31 August 2012

Writing copy for the web vs print [A satire]

Source - used under CC BY-NC-SA 2.0 licence
People don't read print the same way as they read content on the web.
The Web format allows publishers to influence readers' behaviour and perceptions. Through analytics and eye-scanning technology, we know what pages they've read previously, and what they're going to read next. Writers can present information in a logical sequence, supported by peripheral cues.
If you’re writing for print, however, you’re bound by an entirely different set of rules.

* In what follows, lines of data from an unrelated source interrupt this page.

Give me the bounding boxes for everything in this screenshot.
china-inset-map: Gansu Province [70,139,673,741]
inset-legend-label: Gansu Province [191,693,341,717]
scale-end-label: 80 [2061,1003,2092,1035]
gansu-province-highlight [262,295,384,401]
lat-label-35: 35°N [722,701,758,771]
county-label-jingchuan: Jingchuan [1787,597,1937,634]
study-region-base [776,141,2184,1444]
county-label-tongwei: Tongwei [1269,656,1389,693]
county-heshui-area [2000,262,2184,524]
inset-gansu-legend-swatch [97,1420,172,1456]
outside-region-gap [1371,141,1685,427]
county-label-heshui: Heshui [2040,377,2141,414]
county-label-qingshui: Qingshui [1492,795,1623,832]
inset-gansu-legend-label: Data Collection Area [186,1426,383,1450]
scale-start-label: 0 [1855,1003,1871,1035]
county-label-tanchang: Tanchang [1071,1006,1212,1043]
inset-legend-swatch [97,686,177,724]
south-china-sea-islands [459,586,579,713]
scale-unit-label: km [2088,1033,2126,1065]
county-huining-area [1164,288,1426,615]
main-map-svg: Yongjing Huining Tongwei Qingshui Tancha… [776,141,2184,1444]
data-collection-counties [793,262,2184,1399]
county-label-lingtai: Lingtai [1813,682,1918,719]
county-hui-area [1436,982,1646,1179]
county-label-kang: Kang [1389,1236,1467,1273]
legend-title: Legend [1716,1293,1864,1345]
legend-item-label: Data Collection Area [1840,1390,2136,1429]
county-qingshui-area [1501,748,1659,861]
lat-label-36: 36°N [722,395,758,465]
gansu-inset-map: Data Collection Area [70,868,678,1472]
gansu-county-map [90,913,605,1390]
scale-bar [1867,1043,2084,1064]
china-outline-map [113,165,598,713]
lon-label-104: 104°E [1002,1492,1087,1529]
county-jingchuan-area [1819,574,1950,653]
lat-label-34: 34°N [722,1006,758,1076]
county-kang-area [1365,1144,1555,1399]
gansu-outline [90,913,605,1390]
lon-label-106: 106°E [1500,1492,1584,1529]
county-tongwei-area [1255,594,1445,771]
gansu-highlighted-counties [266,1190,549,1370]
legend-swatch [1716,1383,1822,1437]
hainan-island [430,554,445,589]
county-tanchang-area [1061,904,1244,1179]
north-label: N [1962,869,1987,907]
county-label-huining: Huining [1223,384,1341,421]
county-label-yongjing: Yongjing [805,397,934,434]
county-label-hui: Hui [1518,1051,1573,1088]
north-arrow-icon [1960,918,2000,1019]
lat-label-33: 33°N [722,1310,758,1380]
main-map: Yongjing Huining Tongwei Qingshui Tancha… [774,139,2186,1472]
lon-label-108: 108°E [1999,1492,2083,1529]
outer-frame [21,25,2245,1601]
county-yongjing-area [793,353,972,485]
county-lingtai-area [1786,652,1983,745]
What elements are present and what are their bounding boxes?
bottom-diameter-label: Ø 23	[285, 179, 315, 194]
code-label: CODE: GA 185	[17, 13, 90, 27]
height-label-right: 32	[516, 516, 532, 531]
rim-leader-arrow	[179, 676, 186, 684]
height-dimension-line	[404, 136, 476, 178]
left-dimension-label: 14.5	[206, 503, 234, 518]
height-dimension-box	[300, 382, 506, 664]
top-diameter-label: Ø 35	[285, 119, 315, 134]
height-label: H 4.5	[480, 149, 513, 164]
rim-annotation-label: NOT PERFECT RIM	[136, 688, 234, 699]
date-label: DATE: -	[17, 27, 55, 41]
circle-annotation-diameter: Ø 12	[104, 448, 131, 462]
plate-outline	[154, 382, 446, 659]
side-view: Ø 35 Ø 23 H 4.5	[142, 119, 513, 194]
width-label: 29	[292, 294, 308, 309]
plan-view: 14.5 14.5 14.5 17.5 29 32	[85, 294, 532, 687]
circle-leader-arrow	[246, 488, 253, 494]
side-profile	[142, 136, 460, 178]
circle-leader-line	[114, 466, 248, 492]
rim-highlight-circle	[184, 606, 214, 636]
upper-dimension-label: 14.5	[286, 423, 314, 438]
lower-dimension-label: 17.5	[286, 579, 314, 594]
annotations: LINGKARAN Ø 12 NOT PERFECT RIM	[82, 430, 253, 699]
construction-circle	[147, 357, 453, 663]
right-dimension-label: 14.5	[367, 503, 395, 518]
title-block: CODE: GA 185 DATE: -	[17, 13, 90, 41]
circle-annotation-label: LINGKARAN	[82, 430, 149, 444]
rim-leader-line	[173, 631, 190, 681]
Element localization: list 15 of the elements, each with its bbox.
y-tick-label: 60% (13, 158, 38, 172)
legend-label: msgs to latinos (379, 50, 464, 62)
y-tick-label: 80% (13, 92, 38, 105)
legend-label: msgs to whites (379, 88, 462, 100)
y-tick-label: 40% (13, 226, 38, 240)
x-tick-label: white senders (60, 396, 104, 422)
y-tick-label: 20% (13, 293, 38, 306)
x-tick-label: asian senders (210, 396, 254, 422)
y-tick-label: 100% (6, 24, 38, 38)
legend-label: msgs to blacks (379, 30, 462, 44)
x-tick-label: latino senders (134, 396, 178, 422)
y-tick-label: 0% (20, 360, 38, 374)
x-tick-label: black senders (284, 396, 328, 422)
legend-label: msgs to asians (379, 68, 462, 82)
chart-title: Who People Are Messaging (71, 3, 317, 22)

On print, people love to read

There's been many usability studies done on print marketing and publishing over the years, the most extensive of which were conducted by Professor Nelson Yaacob, and MIT. These are their findings.
  • Readers of print preferred large walls of uninterrupted text. They disliked paragraphing, short sentences, bullet lists, and anything that facilitated reading on the web. Comprehension significantly increased with run-on sentences.
  • 68% of the test subjects read word-by-word when reading printed text. In contrast, the control group's web readers only scanned and picked out headings and phrases. Many of them didn’t even realise that the researchers had filled their handouts with lorem ipsum.
  • On average, reading from printed page speeded readers up by 70% compared to the web.
  • Eye scan tests showed that readers strictly followed the left-to-right reading rule. Large pictures, call-outs, and other features common in both marketing and magazine advertising, were consistently missed or ignored.
  • Readers showed much higher levels of trust in brands and publishers when reading print marketing than when reading the same copy on screen.
Professor Nelson developed a number of content-oriented conclusions:
  • Print users are passive, not active. They spend hours reading information they don't need, and they never search for useful information. They just plough on without any goals.
  • The longer the text, the more likely readers are to devour it. Since readers read faster on print than on the screen, printed content should have at least twice the word count as its equivalent on the web.
  • The longer the copy, the more readers will ignore the elements designed to help them scan the text--headlines, summaries, and captions. Such design contrivances only interrupt the reader's flow of reading.

Strategies for print

How do we write compelling copy in print for a generation of consumers that’s acclimated by reading on the web? Professor Nelson’s research gives us some important guidance.
  • People trust what they read on print. There are scammers and spammers on the web, but print marketing is grounded in the real world, where people are friendly and your neighbourhood grocers know you by name.
  • Print copy must have more promotion and less information. Unlike web users, print readers really eat up hype. Facts only distract them from your claims. Use this to your advantage.
  • Be creative with your marketing copy. Words on print aren't subject to the requirements of search engines. Use whatever words you need to impress the reader. If they can bother to pick up your 20-page monospaced, text-only brochure, crossing the living room to pick up a dictionary is a trivial effort by comparison.
  • You can't change copy on print. Remember that you only have one shot to make it count. So make it count. David Ogilvy used to write multiple versions of ads to test with audiences. Drayton Bird wrote multiple permutations of his copy and tested. But hey, it's David Ogilvy and Drayton Bird. They're allowed to do things you can't.
  • Don’t depend on typography for impact. Typography is a distraction that thankfully happens only on the web. Unlike the modern web press, print typesetting can only handle monospaced type. But that's ok–people aren't as easily distracted by typography on print as they are on the web.
  • More text, less pictures. It’s easier to impress your reader with words than with pictures. Remember the minimum word-count requirements you had to meet for school essays? They’re there for a reason.
  • Readers of print marketing material have all the time in the world. They appreciate the effort and expense you've put to into writing and delivering that flyer into their hands. They will read it as if it’s a letter from their friend.
Remember there's only one model for writing for print–and that's the newspaper broadsheet. When writing copy for print, don't make your every word count–make your readers count your words!


aaronchua said...


Sorry for the weird quetion but I really loved your theme. Can you tell me which template is this?

Kok Hong Poh said...

I use something called Personified, which was adapted from another Wordpress template. The name's a little ironic, since I haven't had much success tweaking it to my liking (you might notice that the spacing is a little wonky.)